Before you start thinking I’m talking about unicorns, fairies and enchanted forests, bear with me. Imagination is merely the action of forming new ideas of external objects not present to the senses. It is the act of “presencing” something new based on who you are: your experiences, your thoughts, your skills, your yearnings. It is unique to you and we all have it – we just don’t all make space for it.

In 2009, there was a leadership conference in my city. One of my favourite thinkers, Malcolm Gladwell, was coming to town and I longed to hear him speak in person. The tickets were expensive and I couldn’t justify the personal expense. Every day I drove past the posters on my way to work longing for a ticket.

On the day of the conference, I drove past the same posters and wondered, “what would it be like to be there today?” I decided to drive to the venue and take a chance. My plan was to wait until everyone had gone in and then ask if I could sit outside the door and eavesdrop on Malcolm’s session.

A kind soul was willing to indulge my imagination and granted me access for the entire day. I was blown away and overwhelmed with gratitude.

What does all of this mean for everyday work? We need to make space for our imagination. Imagine grand, bold moves; risky new opportunities for those much-needed step changes that spice up your career. Like your personal relationships, your career is a relationship that needs variety, out of the ordinary “wow” moments.

Imagine you could craft your role to suit your strengths and passions. What would you do? With whom would you work? How would you allocate your time, attention and energy?

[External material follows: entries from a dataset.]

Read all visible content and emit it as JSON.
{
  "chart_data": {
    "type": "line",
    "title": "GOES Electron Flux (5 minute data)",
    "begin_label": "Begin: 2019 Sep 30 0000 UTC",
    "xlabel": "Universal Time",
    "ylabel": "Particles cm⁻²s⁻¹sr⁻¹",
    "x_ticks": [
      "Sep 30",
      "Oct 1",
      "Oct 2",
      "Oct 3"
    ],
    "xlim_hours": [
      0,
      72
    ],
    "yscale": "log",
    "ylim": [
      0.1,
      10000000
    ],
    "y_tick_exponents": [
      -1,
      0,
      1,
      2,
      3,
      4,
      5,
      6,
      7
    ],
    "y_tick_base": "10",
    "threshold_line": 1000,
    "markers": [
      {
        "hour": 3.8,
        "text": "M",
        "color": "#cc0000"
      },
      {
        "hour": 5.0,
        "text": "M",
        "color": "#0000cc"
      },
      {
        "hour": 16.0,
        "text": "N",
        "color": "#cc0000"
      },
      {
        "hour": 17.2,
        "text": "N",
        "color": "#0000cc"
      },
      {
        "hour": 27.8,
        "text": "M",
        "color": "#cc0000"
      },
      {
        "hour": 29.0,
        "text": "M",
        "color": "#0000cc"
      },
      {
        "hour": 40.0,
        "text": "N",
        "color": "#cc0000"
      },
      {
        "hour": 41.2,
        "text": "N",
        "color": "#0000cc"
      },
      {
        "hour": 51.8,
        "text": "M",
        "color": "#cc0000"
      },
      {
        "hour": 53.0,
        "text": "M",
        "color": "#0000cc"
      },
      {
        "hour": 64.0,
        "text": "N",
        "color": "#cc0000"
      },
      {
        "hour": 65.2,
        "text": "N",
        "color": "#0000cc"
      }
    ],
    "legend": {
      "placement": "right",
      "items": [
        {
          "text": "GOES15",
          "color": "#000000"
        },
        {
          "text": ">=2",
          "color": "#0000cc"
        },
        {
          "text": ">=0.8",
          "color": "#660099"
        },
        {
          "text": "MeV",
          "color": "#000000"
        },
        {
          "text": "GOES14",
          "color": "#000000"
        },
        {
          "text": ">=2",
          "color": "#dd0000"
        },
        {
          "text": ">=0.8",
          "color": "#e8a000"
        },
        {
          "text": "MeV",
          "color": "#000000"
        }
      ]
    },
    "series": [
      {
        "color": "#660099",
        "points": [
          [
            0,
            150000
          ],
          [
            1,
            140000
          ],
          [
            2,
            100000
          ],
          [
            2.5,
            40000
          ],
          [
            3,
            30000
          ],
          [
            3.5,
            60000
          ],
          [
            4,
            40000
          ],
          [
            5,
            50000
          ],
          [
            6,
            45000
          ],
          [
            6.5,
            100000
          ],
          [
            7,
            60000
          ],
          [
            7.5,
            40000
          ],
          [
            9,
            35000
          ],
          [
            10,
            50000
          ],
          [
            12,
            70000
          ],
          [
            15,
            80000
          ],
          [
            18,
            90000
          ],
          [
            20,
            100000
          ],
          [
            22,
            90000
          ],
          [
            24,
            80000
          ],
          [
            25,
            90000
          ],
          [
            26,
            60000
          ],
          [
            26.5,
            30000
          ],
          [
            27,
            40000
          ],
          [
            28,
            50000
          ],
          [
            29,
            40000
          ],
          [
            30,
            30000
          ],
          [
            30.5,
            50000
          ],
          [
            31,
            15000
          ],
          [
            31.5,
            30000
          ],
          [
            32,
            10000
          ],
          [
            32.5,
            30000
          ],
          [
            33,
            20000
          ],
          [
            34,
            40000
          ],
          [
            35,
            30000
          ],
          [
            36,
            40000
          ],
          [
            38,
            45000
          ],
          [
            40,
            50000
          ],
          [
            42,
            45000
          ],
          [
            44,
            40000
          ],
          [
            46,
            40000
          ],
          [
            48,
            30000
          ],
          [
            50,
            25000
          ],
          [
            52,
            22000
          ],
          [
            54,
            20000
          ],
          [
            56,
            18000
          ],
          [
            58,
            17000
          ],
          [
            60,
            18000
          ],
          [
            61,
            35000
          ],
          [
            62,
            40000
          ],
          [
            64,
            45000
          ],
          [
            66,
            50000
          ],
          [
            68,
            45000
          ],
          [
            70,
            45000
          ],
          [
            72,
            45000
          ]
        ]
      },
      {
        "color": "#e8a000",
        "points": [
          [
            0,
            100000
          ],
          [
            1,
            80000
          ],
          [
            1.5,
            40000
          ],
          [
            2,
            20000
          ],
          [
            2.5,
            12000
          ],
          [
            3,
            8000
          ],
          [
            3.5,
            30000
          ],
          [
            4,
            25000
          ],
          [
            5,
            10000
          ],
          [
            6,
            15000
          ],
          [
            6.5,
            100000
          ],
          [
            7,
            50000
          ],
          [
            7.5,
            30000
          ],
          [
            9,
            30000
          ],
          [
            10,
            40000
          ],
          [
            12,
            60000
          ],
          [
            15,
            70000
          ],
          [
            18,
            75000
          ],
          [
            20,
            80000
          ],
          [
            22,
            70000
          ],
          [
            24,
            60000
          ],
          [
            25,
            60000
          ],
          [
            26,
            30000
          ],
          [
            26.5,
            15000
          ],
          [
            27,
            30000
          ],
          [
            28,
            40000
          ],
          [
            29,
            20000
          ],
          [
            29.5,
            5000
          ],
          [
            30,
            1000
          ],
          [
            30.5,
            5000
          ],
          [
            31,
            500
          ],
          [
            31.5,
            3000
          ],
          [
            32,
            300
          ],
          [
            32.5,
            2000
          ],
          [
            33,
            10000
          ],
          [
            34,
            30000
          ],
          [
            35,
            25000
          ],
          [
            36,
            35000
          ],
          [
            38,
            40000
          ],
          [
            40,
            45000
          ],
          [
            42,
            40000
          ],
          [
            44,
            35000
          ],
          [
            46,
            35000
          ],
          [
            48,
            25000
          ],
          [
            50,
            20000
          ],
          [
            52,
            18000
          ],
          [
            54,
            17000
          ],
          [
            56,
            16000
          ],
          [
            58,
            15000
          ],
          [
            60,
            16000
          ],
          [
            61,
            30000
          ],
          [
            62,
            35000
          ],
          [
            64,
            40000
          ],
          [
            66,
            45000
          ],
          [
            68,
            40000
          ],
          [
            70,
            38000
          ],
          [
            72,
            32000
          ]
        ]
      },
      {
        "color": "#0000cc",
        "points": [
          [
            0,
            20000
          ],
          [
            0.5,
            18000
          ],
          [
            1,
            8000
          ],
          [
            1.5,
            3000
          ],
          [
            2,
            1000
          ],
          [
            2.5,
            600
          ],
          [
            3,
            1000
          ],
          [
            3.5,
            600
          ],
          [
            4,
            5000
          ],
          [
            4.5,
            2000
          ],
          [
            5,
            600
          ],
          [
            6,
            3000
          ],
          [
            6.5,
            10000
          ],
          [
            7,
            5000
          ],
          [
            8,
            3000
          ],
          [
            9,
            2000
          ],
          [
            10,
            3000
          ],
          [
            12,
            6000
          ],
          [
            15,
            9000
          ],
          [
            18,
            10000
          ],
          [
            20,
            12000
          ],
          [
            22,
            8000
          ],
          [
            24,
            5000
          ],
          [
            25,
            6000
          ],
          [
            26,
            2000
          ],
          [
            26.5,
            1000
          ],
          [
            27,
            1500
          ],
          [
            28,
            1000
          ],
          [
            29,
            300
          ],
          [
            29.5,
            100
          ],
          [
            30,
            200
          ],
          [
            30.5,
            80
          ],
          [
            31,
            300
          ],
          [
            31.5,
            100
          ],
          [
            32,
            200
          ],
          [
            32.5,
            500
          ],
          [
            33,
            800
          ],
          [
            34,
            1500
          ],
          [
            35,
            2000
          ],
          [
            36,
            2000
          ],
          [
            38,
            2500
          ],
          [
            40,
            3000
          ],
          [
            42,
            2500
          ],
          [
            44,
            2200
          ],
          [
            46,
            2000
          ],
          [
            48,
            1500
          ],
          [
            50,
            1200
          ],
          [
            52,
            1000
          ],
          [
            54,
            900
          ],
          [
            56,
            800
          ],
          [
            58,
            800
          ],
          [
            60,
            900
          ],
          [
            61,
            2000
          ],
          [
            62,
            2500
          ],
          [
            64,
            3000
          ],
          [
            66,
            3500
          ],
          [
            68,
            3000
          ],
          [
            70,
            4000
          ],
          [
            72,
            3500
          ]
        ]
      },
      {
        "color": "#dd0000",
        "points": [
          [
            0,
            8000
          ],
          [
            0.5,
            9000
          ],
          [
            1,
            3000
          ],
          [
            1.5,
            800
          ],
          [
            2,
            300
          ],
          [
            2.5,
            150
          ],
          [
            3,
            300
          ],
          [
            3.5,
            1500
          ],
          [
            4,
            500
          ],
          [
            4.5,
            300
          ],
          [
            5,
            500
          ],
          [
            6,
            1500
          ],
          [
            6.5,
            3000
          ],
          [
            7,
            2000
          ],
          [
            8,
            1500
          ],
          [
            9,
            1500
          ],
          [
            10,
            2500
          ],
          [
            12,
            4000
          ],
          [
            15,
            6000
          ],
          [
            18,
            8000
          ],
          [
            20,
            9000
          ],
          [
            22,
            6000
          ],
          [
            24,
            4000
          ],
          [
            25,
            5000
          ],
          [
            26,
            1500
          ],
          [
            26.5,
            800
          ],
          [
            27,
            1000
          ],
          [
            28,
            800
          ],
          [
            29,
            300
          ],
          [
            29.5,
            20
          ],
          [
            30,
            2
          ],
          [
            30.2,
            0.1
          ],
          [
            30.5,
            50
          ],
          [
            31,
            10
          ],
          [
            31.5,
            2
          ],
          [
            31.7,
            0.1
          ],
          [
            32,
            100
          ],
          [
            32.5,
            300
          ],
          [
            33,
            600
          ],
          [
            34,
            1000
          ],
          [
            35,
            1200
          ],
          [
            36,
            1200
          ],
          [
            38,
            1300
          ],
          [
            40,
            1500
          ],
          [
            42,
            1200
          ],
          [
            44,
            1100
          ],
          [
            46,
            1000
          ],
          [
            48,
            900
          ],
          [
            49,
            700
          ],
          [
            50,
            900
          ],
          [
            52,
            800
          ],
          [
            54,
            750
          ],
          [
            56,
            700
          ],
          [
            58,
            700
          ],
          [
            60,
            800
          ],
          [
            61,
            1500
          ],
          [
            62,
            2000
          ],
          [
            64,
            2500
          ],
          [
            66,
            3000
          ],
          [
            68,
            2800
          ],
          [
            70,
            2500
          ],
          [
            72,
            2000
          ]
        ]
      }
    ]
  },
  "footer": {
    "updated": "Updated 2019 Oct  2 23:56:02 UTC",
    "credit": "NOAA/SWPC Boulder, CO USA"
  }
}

At the end of every day, my 6-year old asks me to read her a story. It is often the last thing I feel like doing after a lockdown day of playing, baking, home-schooling, wiping away tears (sometimes mine) and cleaning, but I read to her anyway. I do it, because I know it fuels her imagination and deepens our connection. The same can happen at work when we share our stories and imagine the future possibilities together.